If correct, that would mean that more than half of the 5.65 Bcf/d of Gulf gas production that the Interior Department estimates is still shut in would continue to be out of commission during the winter months. The Energy Information Administration (EIA) projects that 2.1 Bcf/d of Gulf gas production will remain shut in through December. The Natural Gas Supply Association (NGSA), which represents major producers, expects about 2-2.5 Bcf/d of Gulf production to be out of commission during winter, but it sees consumers' conservation efforts cutting demand by about 3.5 Bcf/d, which would more than offset the daily production losses from the Gulf (see related stories).

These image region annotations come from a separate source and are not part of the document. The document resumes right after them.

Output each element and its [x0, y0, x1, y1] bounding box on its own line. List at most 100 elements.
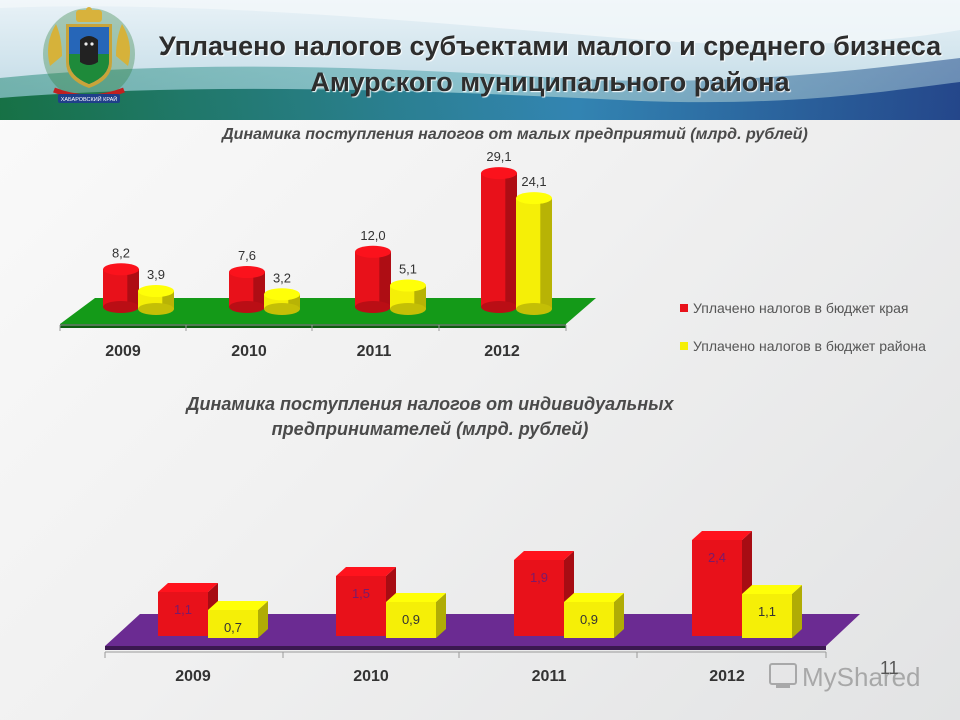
chart1-bar-yellow-2009-shade [162, 291, 174, 309]
chart1-bar-red-2009-top [103, 263, 139, 276]
chart1-bar-yellow-2010-bottom [264, 303, 300, 315]
chart2-floor-edge [105, 646, 826, 650]
chart1-bar-yellow-2010-value-label: 3,2 [273, 270, 291, 285]
legend-red-label: Уплачено налогов в бюджет края [693, 300, 909, 316]
chart1-bar-red-2011-value-label: 12,0 [360, 228, 385, 243]
chart2-bar-yellow-2012-top [742, 585, 802, 594]
chart1-bar-yellow-2012-value-label: 24,1 [521, 174, 546, 189]
chart2-bar-red-2012-value-label: 2,4 [708, 550, 726, 565]
page-number: 11 [880, 658, 899, 678]
chart1-bar-red-2012: 29,1 [481, 149, 517, 313]
chart1-bar-yellow-2012: 24,1 [516, 174, 552, 315]
chart2-bar-yellow-2009-top [208, 601, 268, 610]
chart2-bar-yellow-2009: 0,7 [208, 601, 268, 638]
chart1-bar-red-2012-top [481, 167, 517, 180]
chart1-bar-red-2010-top [229, 266, 265, 279]
legend-yellow-label: Уплачено налогов в бюджет района [693, 338, 926, 354]
legend-item-region-budget: Уплачено налогов в бюджет края [680, 299, 943, 318]
header-wave-decoration [0, 0, 960, 120]
chart1-bar-yellow-2012-bottom [516, 303, 552, 315]
chart2-bar-red-2011-front [514, 560, 564, 636]
chart1-bar-yellow-2010-shade [288, 294, 300, 309]
chart1-bar-red-2012-shade [505, 173, 517, 307]
chart1-bar-red-2011-shade [379, 251, 391, 307]
chart1-bar-red-2009-shade [127, 269, 139, 307]
chart2-bar-red-2009-top [158, 583, 218, 592]
chart1-bar-yellow-2011: 5,1 [390, 262, 426, 315]
chart2-bar-yellow-2010-value-label: 0,9 [402, 612, 420, 627]
chart2-bar-yellow-2011-front [564, 602, 614, 638]
chart1-bar-yellow-2012-shade [540, 198, 552, 309]
chart1-bar-red-2010: 7,6 [229, 248, 265, 313]
emblem-caption: ХАБАРОВСКИЙ КРАЙ [61, 95, 118, 103]
chart2-bar-red-2012-top [692, 531, 752, 540]
chart1-bar-red-2010-shade [253, 272, 265, 307]
chart1-bar-red-2010-bottom [229, 301, 265, 313]
legend-item-district-budget: Уплачено налогов в бюджет района [680, 337, 943, 356]
chart1-bar-yellow-2012-top [516, 192, 552, 205]
chart2-bar-yellow-2010: 0,9 [386, 593, 446, 638]
chart2-bar-red-2012: 2,4 [692, 531, 752, 636]
chart1-bar-yellow-2009-top [138, 285, 174, 298]
legend-red-swatch [680, 304, 688, 312]
chart2-bar-red-2010-value-label: 1,5 [352, 586, 370, 601]
chart1-bar-red-2011-bottom [355, 301, 391, 313]
chart2-bar-red-2012-front [692, 540, 742, 636]
chart2-bar-yellow-2011-top [564, 593, 624, 602]
chart2-bar-red-2009-value-label: 1,1 [174, 602, 192, 617]
chart2-bar-yellow-2011-value-label: 0,9 [580, 612, 598, 627]
chart2-bar-yellow-2009-side [258, 601, 268, 638]
chart2-bar-yellow-2012: 1,1 [742, 585, 802, 638]
chart1-bar-red-2012-bottom [481, 301, 517, 313]
chart2-bar-yellow-2009-front [208, 610, 258, 638]
watermark-text: MyShared [802, 662, 921, 692]
chart1-bar-yellow-2010-top [264, 288, 300, 301]
watermark-logo: MyShared [769, 662, 921, 692]
chart1-category-label-2010: 2010 [231, 343, 267, 360]
chart1-bar-red-2010-value-label: 7,6 [238, 248, 256, 263]
chart1-category-label-2009: 2009 [105, 343, 141, 360]
chart1-bar-red-2011-top [355, 245, 391, 258]
chart1-bar-red-2012-value-label: 29,1 [486, 149, 511, 164]
chart2-bar-red-2011-top [514, 551, 574, 560]
chart1-bar-red-2009: 8,2 [103, 245, 139, 313]
chart1-bar-yellow-2011-shade [414, 285, 426, 309]
chart1-title: Динамика поступления налогов от малых пр… [222, 126, 808, 143]
chart2-title: Динамика поступления налогов от индивиду… [186, 394, 674, 439]
header-banner: ХАБАРОВСКИЙ КРАЙ Уплачено налогов субъек… [0, 0, 960, 120]
chart2-category-label-2010: 2010 [353, 668, 389, 685]
chart1-bar-yellow-2009-bottom [138, 303, 174, 315]
chart1-bar-yellow-2010: 3,2 [264, 270, 300, 315]
chart1-bar-yellow-2011-top [390, 279, 426, 292]
chart2-bar-yellow-2011-side [614, 593, 624, 638]
page-title: Уплачено налогов субъектами малого и сре… [158, 31, 942, 97]
chart1-bar-yellow-2011-value-label: 5,1 [399, 262, 417, 277]
chart2-bar-yellow-2009-value-label: 0,7 [224, 620, 242, 635]
chart2-bar-red-2011-value-label: 1,9 [530, 570, 548, 585]
chart2-category-label-2009: 2009 [175, 668, 211, 685]
chart1-bar-yellow-2009-value-label: 3,9 [147, 267, 165, 282]
chart2-bar-yellow-2010-top [386, 593, 446, 602]
chart1-bar-red-2009-bottom [103, 301, 139, 313]
chart2-bar-yellow-2012-front [742, 594, 792, 638]
chart1-bar-red-2009-value-label: 8,2 [112, 245, 130, 260]
chart1-category-label-2011: 2011 [357, 343, 392, 360]
chart2-bar-red-2009-front [158, 592, 208, 636]
khabarovsk-emblem-icon: ХАБАРОВСКИЙ КРАЙ [43, 7, 135, 103]
legend-yellow-swatch [680, 342, 688, 350]
chart2-bar-red-2009: 1,1 [158, 583, 218, 636]
chart1-bar-yellow-2011-bottom [390, 303, 426, 315]
chart2-category-label-2011: 2011 [532, 668, 567, 685]
chart2-bar-yellow-2012-side [792, 585, 802, 638]
chart2-bar-yellow-2010-front [386, 602, 436, 638]
chart1-bar-red-2011: 12,0 [355, 228, 391, 313]
chart1-bar-yellow-2009: 3,9 [138, 267, 174, 315]
chart2-bar-yellow-2011: 0,9 [564, 593, 624, 638]
chart2-bar-red-2010-top [336, 567, 396, 576]
chart2-floor [105, 614, 860, 646]
chart2-bar-yellow-2012-value-label: 1,1 [758, 604, 776, 619]
chart2-category-label-2012: 2012 [709, 668, 745, 685]
chart1-floor [60, 298, 596, 324]
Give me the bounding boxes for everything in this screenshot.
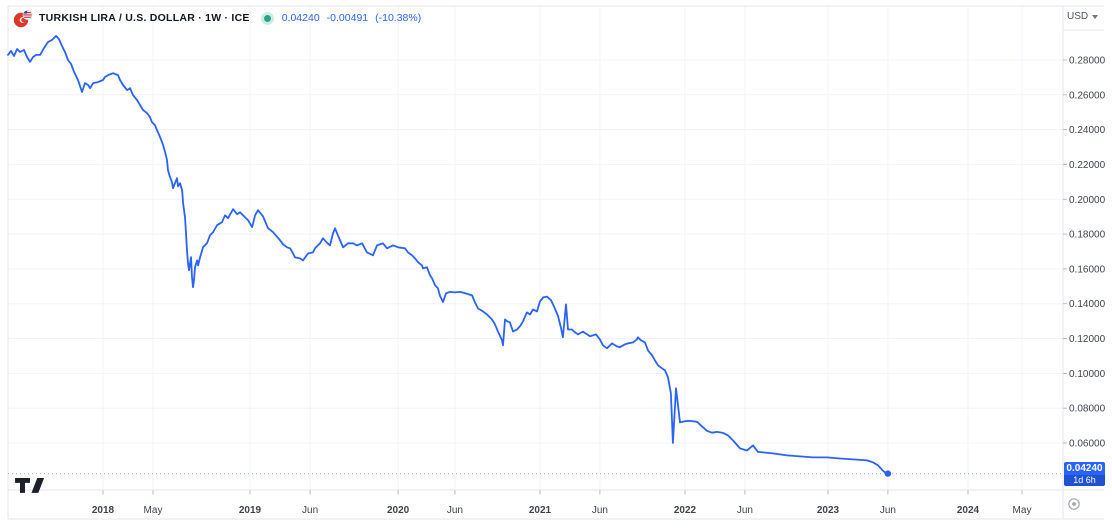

The AGA, which represents gas utilities, believes inventories of natural gas will be adequate to meet demand this winter, said Paul Wilkinson, AGA's vice president of policy analysis, at a press briefing in Washington, DC. The NGSA shares that belief. Wilkinson projects that gas in storage will be at or near 3.2 Tcf by Nov. 1, a level that is considered comfortable by the gas industry to satisfy winter demand. Other industry experts question whether the 3.2 Tcf level will be reached this year, however.
Natural gas in storage was estimated at 2.987 Tcf for the week ended Oct. 7, which was 162 Bcf less than last year at this time, but 34 Bcf above the five-year average. The winter heating season starts in two weeks.
The AGA called last week's briefing to "get out in front" of the EIA's annual winter fuels outlook, which was released on Wednesday (see related story).
Like the EIA forecast, the AGA expects that natural gas heating bills for most U.S. households will be up 50% over last year, noted Roger Cooper, executive vice president of policy and planning for the utility group. The price hike could be even more dramatic in the Midwest -- 70% or more -- if the upcoming winter weather is colder than normal, he said.
The group estimates that the average heating bill for residential customers likely will be $1,000 during the 2004-2005 heating season, compared to approximately $650 last winter.